Since the units of the rate constant are mol⁻¹ dm³ s⁻¹ the overall order of the reaction must be two (i.e. second order).

ln k = − E_a/RT + ln A
At 700 K: ln 1.30 = – (133.8 x 1000)/(8.314 x 700) + ln A
Hence ln A = ln 1.30 + (133.8 x 1000)/(8.314 x 700)

At T, ln 20.0 = – (133.8 x 1000)/(8.314 x T) + ln A
ln 20.0 = – (133.8 x 1000)/(8.314 x T) + ln 1.30 + (133.8 x 1000)/(8.314 x 700)
Hence ln 20.0 − ln 1.30 = (133.8 x 1000)/(8.314) x (1/700 − 1/T)
2.7334 = 22.990 −16093/T
T = 16093/20.257 = 794 K (521 ^oC)

Since the units of the rate constant are s⁻¹ the overall order of the reaction must be one (i.e. first order).

Rate = k[H₃CNC]

The temperatures need to be converted into Kelvin then a graph of ln k against 1/T must be plotted. The gradient is equal to – E_a/R.

The gradient = − 4.2/0.00022 = –19091 = – E_a/R
E_a = 19091 x 8.314 = 159000 J = 159 kJ mol⁻¹

(Note that if the value for A was required the ln k axis would need to be extended so the line could be extrapolated to give the value of ln k when 1/T = zero.
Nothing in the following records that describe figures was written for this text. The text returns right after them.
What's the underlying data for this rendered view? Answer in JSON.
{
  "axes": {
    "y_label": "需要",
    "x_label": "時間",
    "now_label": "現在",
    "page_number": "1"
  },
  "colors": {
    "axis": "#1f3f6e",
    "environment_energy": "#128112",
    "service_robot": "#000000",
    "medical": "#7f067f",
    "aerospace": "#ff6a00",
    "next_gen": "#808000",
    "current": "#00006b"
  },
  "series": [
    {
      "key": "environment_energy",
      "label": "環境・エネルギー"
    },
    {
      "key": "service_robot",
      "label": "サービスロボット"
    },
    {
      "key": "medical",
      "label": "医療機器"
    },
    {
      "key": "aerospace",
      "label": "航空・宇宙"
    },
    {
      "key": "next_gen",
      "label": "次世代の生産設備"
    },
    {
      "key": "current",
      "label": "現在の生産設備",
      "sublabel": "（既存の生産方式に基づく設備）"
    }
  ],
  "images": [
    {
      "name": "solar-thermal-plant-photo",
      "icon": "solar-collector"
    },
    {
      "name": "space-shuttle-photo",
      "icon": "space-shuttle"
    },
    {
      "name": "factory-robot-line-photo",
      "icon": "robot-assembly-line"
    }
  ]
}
Alternatively the value for E_a can be put in the equation ln k = – E_a/RT + ln A for one of the values of T and A can be calculated directly.)

(I) By interpolating the graph for when T= 210 ^oC ( see above) ln k = − 8.8 so k = 1.5 x 10⁻⁴ s⁻¹.
(II) By extrapolating the graph for when T= 283 ^oC (see above) ln k = − 3.7 so k = 2.5 x 10⁻² s⁻¹.